Despite urgent need, Mediterranean countries, Commission choose delay over protection for disappearing sharks and rays
With 41% of the sharks and rays threatened, the Mediterranean is the most dangerous sea for these species.
Press Release Date: May 23, 2011
Marta Madina | email: email@example.com | tel.: Marta Madina
Last week’s meeting of the Barcelona Convention concluded with no decision – only a delay – on the potential protection of ten species of threatened and endangered sharks and rays in the Mediterranean Sea. Oceana is extremely disappointed by this outcome, given the threatened status of these species in the Mediterranean, and the fact that the primary threat responsible – overfishing – continues.

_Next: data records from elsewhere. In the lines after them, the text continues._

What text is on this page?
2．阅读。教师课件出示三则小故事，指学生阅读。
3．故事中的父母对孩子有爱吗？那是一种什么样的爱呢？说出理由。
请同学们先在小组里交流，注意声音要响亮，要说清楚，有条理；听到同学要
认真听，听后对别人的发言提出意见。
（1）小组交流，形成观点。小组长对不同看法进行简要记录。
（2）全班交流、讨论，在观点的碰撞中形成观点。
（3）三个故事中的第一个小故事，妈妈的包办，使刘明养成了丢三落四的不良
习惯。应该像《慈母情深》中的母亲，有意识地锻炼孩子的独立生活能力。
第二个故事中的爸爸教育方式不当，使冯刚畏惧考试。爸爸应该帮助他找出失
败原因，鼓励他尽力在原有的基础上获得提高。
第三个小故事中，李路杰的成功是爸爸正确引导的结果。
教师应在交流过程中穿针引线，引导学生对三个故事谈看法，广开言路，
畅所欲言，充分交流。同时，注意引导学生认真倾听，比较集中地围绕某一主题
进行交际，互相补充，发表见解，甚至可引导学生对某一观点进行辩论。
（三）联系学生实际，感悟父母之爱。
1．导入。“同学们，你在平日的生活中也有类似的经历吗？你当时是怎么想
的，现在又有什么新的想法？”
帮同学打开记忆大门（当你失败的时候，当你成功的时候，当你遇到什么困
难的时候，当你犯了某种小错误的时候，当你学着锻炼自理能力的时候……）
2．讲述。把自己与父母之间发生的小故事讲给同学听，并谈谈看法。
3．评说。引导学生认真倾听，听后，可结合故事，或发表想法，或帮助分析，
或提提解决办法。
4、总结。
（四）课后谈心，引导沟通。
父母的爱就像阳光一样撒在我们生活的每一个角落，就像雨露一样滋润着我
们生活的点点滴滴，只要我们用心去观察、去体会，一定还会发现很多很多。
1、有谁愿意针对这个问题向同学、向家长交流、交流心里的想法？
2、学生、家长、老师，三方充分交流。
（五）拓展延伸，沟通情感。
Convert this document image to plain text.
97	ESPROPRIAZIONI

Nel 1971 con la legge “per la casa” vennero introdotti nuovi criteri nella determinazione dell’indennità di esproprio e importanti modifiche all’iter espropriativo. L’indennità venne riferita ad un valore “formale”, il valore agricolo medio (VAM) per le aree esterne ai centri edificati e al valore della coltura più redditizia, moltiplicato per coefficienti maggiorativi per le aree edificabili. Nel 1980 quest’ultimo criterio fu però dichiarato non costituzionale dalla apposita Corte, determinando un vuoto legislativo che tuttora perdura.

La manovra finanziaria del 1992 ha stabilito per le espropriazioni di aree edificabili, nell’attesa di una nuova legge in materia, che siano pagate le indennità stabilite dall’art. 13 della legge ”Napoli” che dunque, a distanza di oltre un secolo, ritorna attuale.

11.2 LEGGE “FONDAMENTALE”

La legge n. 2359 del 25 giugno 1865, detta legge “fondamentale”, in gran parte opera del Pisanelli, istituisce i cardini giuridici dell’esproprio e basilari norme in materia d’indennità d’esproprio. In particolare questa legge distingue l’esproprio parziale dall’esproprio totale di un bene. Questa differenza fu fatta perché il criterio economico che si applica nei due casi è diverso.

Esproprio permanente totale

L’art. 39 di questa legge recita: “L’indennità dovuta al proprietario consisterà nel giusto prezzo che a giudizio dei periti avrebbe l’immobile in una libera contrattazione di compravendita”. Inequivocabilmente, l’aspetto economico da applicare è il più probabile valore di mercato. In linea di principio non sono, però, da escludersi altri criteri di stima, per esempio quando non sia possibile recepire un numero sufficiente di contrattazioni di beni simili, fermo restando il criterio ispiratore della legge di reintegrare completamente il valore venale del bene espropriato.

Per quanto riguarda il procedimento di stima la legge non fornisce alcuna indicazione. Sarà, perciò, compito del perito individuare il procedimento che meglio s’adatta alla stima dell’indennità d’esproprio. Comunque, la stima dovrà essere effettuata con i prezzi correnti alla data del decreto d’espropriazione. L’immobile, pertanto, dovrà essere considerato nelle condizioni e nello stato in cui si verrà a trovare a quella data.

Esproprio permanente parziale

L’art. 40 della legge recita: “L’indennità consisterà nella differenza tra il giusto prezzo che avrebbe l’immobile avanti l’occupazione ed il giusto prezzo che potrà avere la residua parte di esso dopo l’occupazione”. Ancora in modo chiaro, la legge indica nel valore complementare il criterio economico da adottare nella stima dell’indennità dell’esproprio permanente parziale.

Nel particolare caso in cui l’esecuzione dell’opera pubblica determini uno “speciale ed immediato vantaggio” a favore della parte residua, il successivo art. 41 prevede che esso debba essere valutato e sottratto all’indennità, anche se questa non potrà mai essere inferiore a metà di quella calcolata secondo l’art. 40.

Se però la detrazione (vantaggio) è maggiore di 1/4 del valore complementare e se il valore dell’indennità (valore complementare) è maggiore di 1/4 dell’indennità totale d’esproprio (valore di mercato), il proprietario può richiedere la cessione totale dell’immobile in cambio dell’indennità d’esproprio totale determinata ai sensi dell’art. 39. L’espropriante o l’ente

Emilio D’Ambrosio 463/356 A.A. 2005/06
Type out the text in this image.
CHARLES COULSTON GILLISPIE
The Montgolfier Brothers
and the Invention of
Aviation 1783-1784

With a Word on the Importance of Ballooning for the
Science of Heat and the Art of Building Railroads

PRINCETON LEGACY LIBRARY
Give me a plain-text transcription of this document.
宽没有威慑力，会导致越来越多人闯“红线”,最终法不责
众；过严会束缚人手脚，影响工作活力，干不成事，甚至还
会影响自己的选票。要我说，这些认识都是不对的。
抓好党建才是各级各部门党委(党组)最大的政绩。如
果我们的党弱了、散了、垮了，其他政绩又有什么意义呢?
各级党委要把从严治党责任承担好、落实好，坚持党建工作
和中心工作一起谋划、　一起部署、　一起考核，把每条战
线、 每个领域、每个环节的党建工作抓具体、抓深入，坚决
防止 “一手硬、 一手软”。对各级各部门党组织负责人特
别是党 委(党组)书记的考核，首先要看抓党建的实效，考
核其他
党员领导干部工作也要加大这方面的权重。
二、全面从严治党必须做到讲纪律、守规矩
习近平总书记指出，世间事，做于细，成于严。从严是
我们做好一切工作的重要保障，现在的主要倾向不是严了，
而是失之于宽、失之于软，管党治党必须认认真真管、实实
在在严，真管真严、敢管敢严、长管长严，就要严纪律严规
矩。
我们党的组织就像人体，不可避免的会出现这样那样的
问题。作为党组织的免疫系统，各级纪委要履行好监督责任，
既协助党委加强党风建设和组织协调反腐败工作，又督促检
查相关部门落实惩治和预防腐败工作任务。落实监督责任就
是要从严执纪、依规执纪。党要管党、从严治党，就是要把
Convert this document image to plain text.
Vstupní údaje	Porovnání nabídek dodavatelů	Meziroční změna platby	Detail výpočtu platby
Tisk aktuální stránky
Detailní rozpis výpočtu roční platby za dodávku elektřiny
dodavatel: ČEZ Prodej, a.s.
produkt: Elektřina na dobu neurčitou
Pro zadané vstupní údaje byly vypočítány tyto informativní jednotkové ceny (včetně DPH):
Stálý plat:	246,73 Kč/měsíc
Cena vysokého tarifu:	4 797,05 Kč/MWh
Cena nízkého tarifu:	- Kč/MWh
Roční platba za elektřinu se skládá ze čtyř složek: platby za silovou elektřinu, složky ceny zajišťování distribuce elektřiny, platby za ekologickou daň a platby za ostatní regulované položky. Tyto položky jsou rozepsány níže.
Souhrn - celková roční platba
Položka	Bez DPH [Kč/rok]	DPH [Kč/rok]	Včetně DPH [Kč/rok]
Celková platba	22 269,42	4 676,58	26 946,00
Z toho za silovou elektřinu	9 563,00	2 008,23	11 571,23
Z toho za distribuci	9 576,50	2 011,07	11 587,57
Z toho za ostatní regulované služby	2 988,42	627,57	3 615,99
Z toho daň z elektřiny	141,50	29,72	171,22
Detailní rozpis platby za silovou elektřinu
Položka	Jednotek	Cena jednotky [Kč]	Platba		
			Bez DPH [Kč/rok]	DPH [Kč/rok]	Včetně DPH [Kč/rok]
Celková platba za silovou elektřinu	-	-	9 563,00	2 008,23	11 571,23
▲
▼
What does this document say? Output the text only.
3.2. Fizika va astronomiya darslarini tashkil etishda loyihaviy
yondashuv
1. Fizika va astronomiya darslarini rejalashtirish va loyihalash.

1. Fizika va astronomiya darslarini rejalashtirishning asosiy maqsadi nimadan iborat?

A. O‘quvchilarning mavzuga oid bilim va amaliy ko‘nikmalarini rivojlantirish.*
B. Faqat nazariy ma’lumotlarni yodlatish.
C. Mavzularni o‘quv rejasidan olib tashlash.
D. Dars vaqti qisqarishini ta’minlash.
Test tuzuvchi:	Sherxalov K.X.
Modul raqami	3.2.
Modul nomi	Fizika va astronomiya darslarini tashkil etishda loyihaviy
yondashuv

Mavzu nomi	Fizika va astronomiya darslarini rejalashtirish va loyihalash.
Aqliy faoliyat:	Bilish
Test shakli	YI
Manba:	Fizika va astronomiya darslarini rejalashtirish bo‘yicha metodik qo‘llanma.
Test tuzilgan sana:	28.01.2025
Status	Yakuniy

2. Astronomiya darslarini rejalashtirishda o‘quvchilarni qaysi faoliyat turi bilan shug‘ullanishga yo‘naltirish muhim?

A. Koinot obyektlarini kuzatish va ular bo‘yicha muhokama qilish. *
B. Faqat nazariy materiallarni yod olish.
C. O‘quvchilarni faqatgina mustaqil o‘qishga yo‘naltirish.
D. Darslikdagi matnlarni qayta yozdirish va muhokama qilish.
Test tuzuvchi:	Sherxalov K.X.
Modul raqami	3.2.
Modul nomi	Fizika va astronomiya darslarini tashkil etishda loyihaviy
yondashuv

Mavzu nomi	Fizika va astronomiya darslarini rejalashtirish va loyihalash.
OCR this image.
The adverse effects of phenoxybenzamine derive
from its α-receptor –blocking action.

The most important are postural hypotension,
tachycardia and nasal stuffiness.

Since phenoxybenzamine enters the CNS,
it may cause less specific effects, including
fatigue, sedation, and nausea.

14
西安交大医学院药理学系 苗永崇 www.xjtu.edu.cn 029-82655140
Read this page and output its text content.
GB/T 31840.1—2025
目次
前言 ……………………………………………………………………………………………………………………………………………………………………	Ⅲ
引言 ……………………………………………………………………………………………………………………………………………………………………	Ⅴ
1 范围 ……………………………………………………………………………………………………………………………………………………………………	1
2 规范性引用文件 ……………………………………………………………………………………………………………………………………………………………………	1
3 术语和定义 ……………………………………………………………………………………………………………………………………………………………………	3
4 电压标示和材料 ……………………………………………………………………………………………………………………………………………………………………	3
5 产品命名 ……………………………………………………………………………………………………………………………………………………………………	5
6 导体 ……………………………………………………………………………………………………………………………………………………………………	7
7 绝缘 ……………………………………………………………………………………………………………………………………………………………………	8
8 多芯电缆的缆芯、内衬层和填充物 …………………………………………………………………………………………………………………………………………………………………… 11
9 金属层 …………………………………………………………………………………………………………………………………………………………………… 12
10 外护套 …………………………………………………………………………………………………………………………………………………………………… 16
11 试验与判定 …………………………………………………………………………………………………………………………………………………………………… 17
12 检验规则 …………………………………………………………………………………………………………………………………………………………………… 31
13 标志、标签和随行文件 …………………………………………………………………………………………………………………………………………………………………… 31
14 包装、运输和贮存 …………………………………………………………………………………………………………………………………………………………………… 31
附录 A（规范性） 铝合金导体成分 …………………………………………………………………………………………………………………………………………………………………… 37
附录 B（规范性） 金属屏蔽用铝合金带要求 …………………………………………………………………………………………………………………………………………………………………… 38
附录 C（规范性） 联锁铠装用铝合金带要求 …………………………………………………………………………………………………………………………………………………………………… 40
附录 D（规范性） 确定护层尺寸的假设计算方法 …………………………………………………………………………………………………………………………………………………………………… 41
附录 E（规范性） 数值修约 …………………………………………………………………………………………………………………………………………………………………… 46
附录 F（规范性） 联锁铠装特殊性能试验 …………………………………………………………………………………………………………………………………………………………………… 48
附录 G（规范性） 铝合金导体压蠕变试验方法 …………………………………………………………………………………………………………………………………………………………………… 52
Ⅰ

The Mediterranean is the region of greatest risk globally to sharks and rays, with 41% of species considered threatened, compared to 17% globally.
“The evidence is very clear: the sharks and rays in question have decreased markedly in number, some by as much as 99% during the last century, they have disappeared from areas where they were once common, and they remain at risk, due to overfishing and habitat destruction,” said Ricardo Aguilar, Research Director for Oceana in Europe. “The possibility of increasing protection of these species was first raised in 2009 – any further delay is unnecessary and inexcusable. Oceana urges Mediterranean nations and the European Commission to finally assume their responsibility for the state of these species at their next meeting, and make the necessary decisions for their protection.”
Citing the need for further consultation, the European Commission and Mediterranean nations opted to postpone discussion about the inclusion of these species under Annex II of the Barcelona Convention, until a meeting in September of this year. Inclusion under this annex would represent a critical measure for safeguarding these sharks and rays in the region, because it would require countries to undertake maximum efforts for protection and recovery.